Propain Syrup

Propain Syrup Tương tác

naproxen

Nhà sản xuất:

Orion

Nhà phân phối:

Nafarma
Thông tin kê toa chi tiết tiếng Anh
Drug Interactions
Probenecid slows down the elimination of naproxen by competing for glucuronidation and biliary and tubular secretion. If these active substances are used concomitantly in the treatment of e.g. gout, a reduction in naproxen dosage and careful monitoring of the patient for possible adverse reactions are recommended.
Concomitant administration of antacid or cholestyramine can delay the absorption of naproxen but does not affect its extent.
Concomitant administration of food can delay the absorption of naproxen but does not affect its extent.
NSAIDs should not be used for 8–12 days after mifepristone administration as NSAIDs can reduce the effects of mifepristone.
Due to the high plasma protein binding of naproxen, patients simultaneously receiving hydantoins, anticoagulants, other NSAIDs, aspirin or a highly protein-bound sulphonamide should be observed for signs of overdosage of these drugs. Patients simultaneously receiving naproxen and a hydantoin, sulphonamide or sulfonylurea should be observed for adjustment of dose if required. No interactions have been observed in clinical studies with naproxen and anticoagulants or sulfonylureas, but caution is nevertheless advised since interaction has been seen with other non-steroidal agents of this class. Animal data indicate that NSAIDs can increase the risk of convulsions associated with quinolone antibiotics. Patients taking quinolones may have an increased risk of developing convulsions.
Concomitant use of bisphosphonates and NSAIDs may increase the risk of gastric mucosal damage.
Combination use with diuretics, ACE inhibitors and angiotensin II antagonists: NSAIDs may reduce the antihypertensive effect of diuretics and other antihypertensive drugs. In some patients with compromised renal function (e.g. dehydrated patients or elderly patients with compromised renal function) the coadministration of an ACE inhibitor or Angiotensin II antagonist and agents that inhibit cyclo-oxygenase may result in further deterioration of renal function, including possible acute renal failure, which is usually reversible. Therefore, the combination should be administered with caution, especially in the elderly. Patients should be adequately hydrated and consideration should be given to monitoring of renal function after initiation of concomitant therapy, and periodically thereafter. Diuretics may increase the renal toxicity of anti-inflammatory analgesics.
Furthermore, the effect of other antihypertensive drugs (beta blockers) may be reduced. This should be taken into account at the onset of antihypertensive medication.
Naproxen should not be used concomitantly with other anti-inflammatory analgesics as this may increase adverse effects.
Acetylsalicylic acid: Clinical pharmacodynamic data suggest that concomitant naproxen usage for more than one day consecutively may inhibit the effect of low-dose acetylsalicylic acid on platelet activity and this inhibition may persist for up to several days after stopping naproxen therapy.

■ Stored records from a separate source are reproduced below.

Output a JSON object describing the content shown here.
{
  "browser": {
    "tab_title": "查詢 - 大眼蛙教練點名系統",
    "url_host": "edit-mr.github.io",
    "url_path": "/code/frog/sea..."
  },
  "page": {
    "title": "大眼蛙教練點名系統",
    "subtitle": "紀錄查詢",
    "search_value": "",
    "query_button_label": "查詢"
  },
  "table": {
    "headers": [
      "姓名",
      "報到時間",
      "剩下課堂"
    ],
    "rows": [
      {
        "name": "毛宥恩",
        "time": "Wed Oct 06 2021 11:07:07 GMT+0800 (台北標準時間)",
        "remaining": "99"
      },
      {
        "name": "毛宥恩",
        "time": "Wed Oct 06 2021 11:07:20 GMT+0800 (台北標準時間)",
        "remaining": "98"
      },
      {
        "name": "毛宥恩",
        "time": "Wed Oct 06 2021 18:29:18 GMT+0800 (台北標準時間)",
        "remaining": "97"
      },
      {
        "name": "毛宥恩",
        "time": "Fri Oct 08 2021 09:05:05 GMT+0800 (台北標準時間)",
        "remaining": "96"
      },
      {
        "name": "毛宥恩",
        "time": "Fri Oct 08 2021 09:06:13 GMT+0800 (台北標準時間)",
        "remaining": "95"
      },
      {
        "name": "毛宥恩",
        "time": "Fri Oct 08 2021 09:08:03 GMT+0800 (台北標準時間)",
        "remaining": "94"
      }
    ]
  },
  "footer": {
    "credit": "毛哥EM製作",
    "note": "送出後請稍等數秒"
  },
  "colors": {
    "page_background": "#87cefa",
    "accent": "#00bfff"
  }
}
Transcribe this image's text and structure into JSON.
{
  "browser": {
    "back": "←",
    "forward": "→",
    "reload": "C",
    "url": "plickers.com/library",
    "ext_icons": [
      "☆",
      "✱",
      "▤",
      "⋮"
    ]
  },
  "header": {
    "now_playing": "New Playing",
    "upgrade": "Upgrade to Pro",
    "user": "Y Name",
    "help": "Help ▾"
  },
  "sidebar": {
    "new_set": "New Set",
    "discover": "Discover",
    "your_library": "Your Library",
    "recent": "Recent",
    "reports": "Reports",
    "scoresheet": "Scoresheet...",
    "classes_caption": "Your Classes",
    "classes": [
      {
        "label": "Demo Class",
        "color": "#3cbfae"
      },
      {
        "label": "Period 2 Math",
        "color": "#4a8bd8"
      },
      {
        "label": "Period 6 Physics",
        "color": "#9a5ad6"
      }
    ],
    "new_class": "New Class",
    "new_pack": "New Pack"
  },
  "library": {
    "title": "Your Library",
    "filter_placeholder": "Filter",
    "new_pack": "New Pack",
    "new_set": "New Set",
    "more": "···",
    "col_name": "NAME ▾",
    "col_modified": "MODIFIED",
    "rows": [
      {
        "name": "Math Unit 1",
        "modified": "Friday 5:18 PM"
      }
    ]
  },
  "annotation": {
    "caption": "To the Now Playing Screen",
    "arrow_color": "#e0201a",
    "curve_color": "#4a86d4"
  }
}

The clinical relevance of this interaction is not known.
Acetylsalicylic acid displaces naproxen from protein binding sites in plasma, which accelerates the elimination of naproxen.
Corticosteroids: Increased risk of a gastrointestinal ulcer or hemorrhage. If these drugs are used concomitantly, the patient's status should be monitored carefully.
Anticoagulants: Anti-inflammatory analgesics may enhance the effect of anticoagulants, such as warfarin.
Anti-platelet agents and selective serotonin reuptake inhibitors (SSRIs): Increased risk of gastrointestinal bleeding.
Significant interactions between naproxen and oral hypoglycaemic drugs or antiepileptics are unlikely. Naproxen has been shown to displace valproic acid from protein binding sites in plasma, but the clinical significance of this phenomenon is likely to be minor.
Serum digoxin concentrations should be monitored in patients with renal failure and on digitalis treatment, and the digoxin dose should be adjusted if needed if naproxen is added to or removed from the medication.
Naproxen slows down the elimination of lithium. Serum lithium concentrations should be monitored and the lithium dosage adjusted if needed, if naproxen is added to or removed from the patient's medication.
Naproxen may slow down the elimination of methotrexate, ciclosporin and aminoglycoside antibiotics (directly dependent on glomerular filtration) and increase their toxicity. Interaction is, however, unlikely in connection with a low-dose (at doses used in the treatment of rheumatic diseases) methotrexate treatment.
Naproxen may change plasma protein binding of tacrolimus and expose to renal toxicity. Caution is advised in combination use, and if possible, the drug doses should be adjusted based on serum concentration determinations.
Naproxen may change the metabolism of zidovudine. The clinical significance of this phenomenon is not known.
Naproxen may interfere with urinary tests for 17-ketogenic steroids and 5-hydroxy-indoleacetic acid (diagnostics in adrenal gland diseases). This is avoided by discontinuing naproxen 72 hours before sampling.